Sur ce Trône étoit assis le Roi des Ondins, qui tenoit dans sa main un trident, seul ornement de sa grandeur. A droite, étoient les premiers Officiers de la Couronne ; & à gauche, les belles Ondines qui faisoient l’ornement de cette Cour. Le Génie Verdoyant s’étant approché du Trône avec la Princesse Tramarine, la présenta à sa Majesté Ondine, en la suppliant de lui accorder toutes les faveurs qu’elle s’étoit acquises par ses vertus, son mérite & ses souffrances.

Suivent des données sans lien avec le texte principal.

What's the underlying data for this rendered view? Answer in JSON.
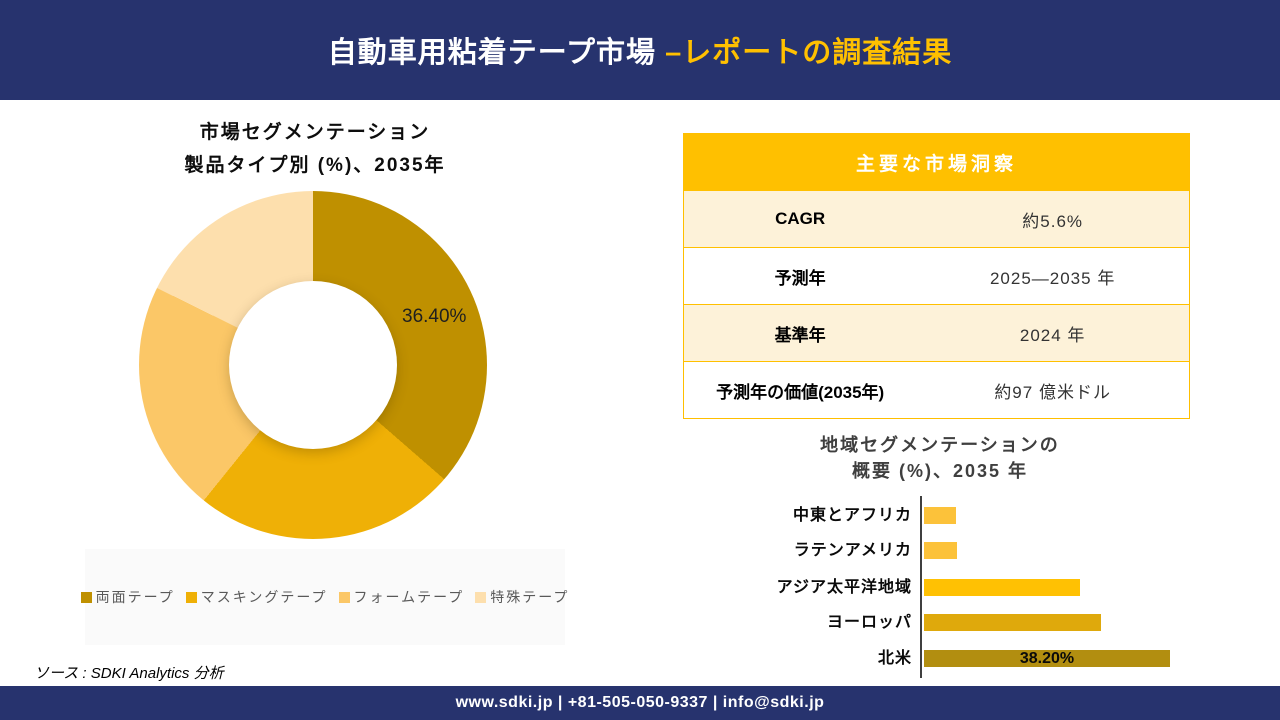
{
  "header": {
    "title_main": "自動車用粘着テープ市場",
    "title_accent": " –レポートの調査結果"
  },
  "colors": {
    "navy": "#27336E",
    "gold_accent": "#FFC000",
    "table_row_cream": "#FDF2D9",
    "legend_panel_bg": "#FAFAFA"
  },
  "donut_section": {
    "title_line1": "市場セグメンテーション",
    "title_line2": "製品タイプ別 (%)、2035年"
  },
  "insights_table": {
    "title": "主要な市場洞察",
    "rows": [
      {
        "label": "CAGR",
        "value": "約5.6%"
      },
      {
        "label": "予測年",
        "value": "2025—2035 年"
      },
      {
        "label": "基準年",
        "value": "2024 年"
      },
      {
        "label": "予測年の価値(2035年)",
        "value": "約97 億米ドル"
      }
    ]
  },
  "bar_section": {
    "title_line1": "地域セグメンテーションの",
    "title_line2": "概要 (%)、2035 年"
  },
  "source_note": "ソース : SDKI Analytics 分析",
  "footer": {
    "text": "www.sdki.jp | +81-505-050-9337 | info@sdki.jp"
  },
  "chart_data": [
    {
      "type": "pie",
      "subtype": "donut",
      "title": "市場セグメンテーション 製品タイプ別 (%)、2035年",
      "labels": [
        "両面テープ",
        "マスキングテープ",
        "フォームテープ",
        "特殊テープ"
      ],
      "values": [
        36.4,
        24.4,
        21.5,
        17.7
      ],
      "colors": [
        "#BF9000",
        "#EFB006",
        "#FBC767",
        "#FDDFAD"
      ],
      "data_labels": [
        "36.40%",
        "",
        "",
        ""
      ],
      "legend_position": "bottom",
      "start_angle": 0,
      "hole_ratio": 0.48
    },
    {
      "type": "bar",
      "orientation": "horizontal",
      "title": "地域セグメンテーションの 概要 (%)、2035 年",
      "categories": [
        "中東とアフリカ",
        "ラテンアメリカ",
        "アジア太平洋地域",
        "ヨーロッパ",
        "北米"
      ],
      "values": [
        5.0,
        5.1,
        24.2,
        27.5,
        38.2
      ],
      "colors": [
        "#FCC23A",
        "#FCC23A",
        "#FFC103",
        "#DFA90C",
        "#B28E10"
      ],
      "data_labels": [
        "",
        "",
        "",
        "",
        "38.20%"
      ],
      "xlim": [
        0,
        40
      ],
      "grid": false,
      "legend_position": "none"
    }
  ]
}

Cette jeune Princesse, élevée dans la Mythologie des Payens, ne connoissoit point d’autre Religion, ni d’autres principes que ceux qu’elle avoit reçus. Persuadée qu’elle étoit en présence de Neptune, elle lui adressa ce discours : Grand Dieu ! Souverain des Ondes, dont l’empire commande à tout l’Univers… Arrêtez, Princesse, dit le Roi en l’interrompant au milieu de sa période, je ne suis point un Dieu ; il est vrai que je jouis de l’immortalité, mais je tiens toute ma puissance d’une seule Divinité que nous adorons tous, & qui est celle qui a formé tout ce qui est dans l’Univers ; c’est par sa toute-puissance que nous régnons sur les Ondes. Puis s’adressant à son fils, d’une voix qui fit trembler les voûtes de son Palais, & qui, en gonflant tout l’Océan, annonça une furieuse tempête : Comment, Prince, avez-vous osé me surprendre, en faisant choix d’une Payenne pour la faire participer à l’immortalité par une union qui ne se peut plus rompre ?

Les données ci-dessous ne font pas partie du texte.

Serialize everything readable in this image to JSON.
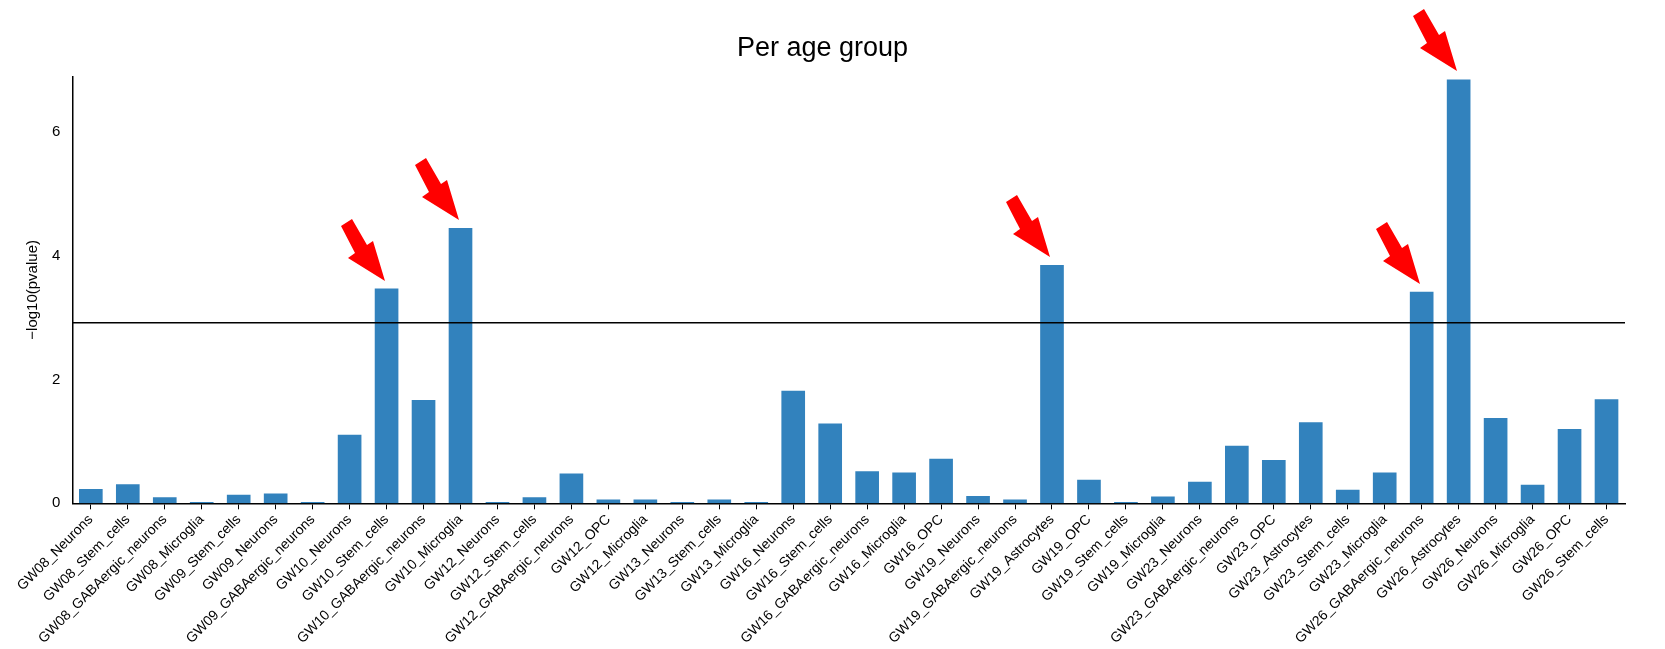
{
  "chart_data": {
    "type": "bar",
    "title": "Per age group",
    "ylabel": "−log10(pvalue)",
    "categories": [
      "GW08_Neurons",
      "GW08_Stem_cells",
      "GW08_GABAergic_neurons",
      "GW08_Microglia",
      "GW09_Stem_cells",
      "GW09_Neurons",
      "GW09_GABAergic_neurons",
      "GW10_Neurons",
      "GW10_Stem_cells",
      "GW10_GABAergic_neurons",
      "GW10_Microglia",
      "GW12_Neurons",
      "GW12_Stem_cells",
      "GW12_GABAergic_neurons",
      "GW12_OPC",
      "GW12_Microglia",
      "GW13_Neurons",
      "GW13_Stem_cells",
      "GW13_Microglia",
      "GW16_Neurons",
      "GW16_Stem_cells",
      "GW16_GABAergic_neurons",
      "GW16_Microglia",
      "GW16_OPC",
      "GW19_Neurons",
      "GW19_GABAergic_neurons",
      "GW19_Astrocytes",
      "GW19_OPC",
      "GW19_Stem_cells",
      "GW19_Microglia",
      "GW23_Neurons",
      "GW23_GABAergic_neurons",
      "GW23_OPC",
      "GW23_Astrocytes",
      "GW23_Stem_cells",
      "GW23_Microglia",
      "GW26_GABAergic_neurons",
      "GW26_Astrocytes",
      "GW26_Neurons",
      "GW26_Microglia",
      "GW26_OPC",
      "GW26_Stem_cells"
    ],
    "values": [
      0.23,
      0.31,
      0.1,
      0.02,
      0.14,
      0.16,
      0.02,
      1.11,
      3.47,
      1.67,
      4.45,
      0.02,
      0.1,
      0.48,
      0.06,
      0.06,
      0.02,
      0.06,
      0.02,
      1.82,
      1.29,
      0.52,
      0.5,
      0.72,
      0.12,
      0.06,
      3.85,
      0.38,
      0.02,
      0.11,
      0.35,
      0.93,
      0.7,
      1.31,
      0.22,
      0.5,
      3.42,
      6.85,
      1.38,
      0.3,
      1.2,
      1.68
    ],
    "color": "#3282bd",
    "ylim": [
      0,
      6.9
    ],
    "yticks": [
      0,
      2,
      4,
      6
    ],
    "grid": false,
    "legend": false,
    "ref_lines": [
      {
        "axis": "y",
        "value": 2.92,
        "color": "#000000"
      }
    ]
  }
}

Le Prince Verdoyant qui s’apperçut que Tramarine étoit interdite & tremblante, n’osant plus lever les yeux, dit au Roi des Ondins pour appaiser sa colere : Seigneur, vous n’ignorez pas que l’Amour est un sentiment qui naît malgré nous & qui se nourrit par l’espérance. Cette passion étend sa domination sur tout ce qui respire dans ce vaste Univers, son choix naît souvent du premier coup d’œil ; l’Amour n’examine rien & ne met aucune différence entre le cœur d’une Payenne & celui d’un Génie, tous deux brûlant d’un même feu ne cherchent qu’à le nourrir. Il est vrai que je n’ai point examiné la croyance de la Princesse Tramarine ; ses malheurs m’ont touché, ses vertus, ses graces, ses talens & sa beauté m’ont charmé, & je l’ai jugée digne d’un sort plus heureux. C’est par cette rais son que j’ai cherché tous les moyens pour l’affranchir du joug de la mort : mais, Seigneur, je puis vous répondre de sa docilité à écouter les instructions que vous voudrez bien lui faire donner, & qu’elle se soumettra sans murmure à toutes vos volontés.

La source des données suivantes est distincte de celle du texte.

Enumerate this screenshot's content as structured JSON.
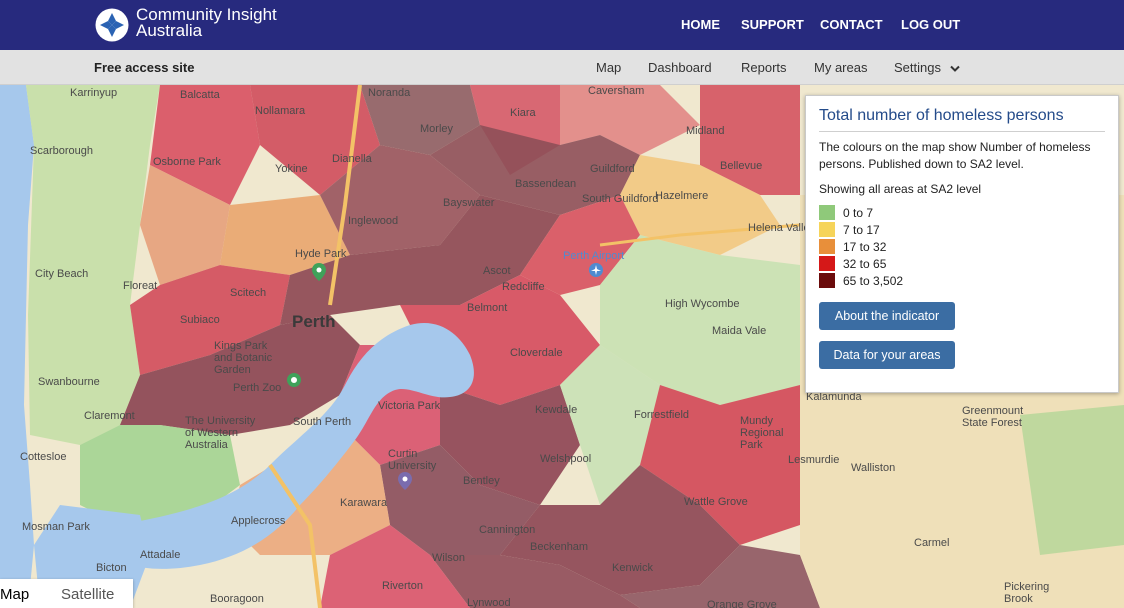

Tramarine, après avoir confirmé les paroles que le Prince Verdoyant venoit de donner à sa Majesté Ondine, ajouta qu’elle promettoit de se conformer à tout ce que l’on voudroit exiger d’elle, persuadée qu’un Génie aussi éclairé ne chercheroit point à la surprendre. Le Roi parut content de sa réponse, & ordonna qu’elle fût conduite dans l’appartement qui lui étoit destiné.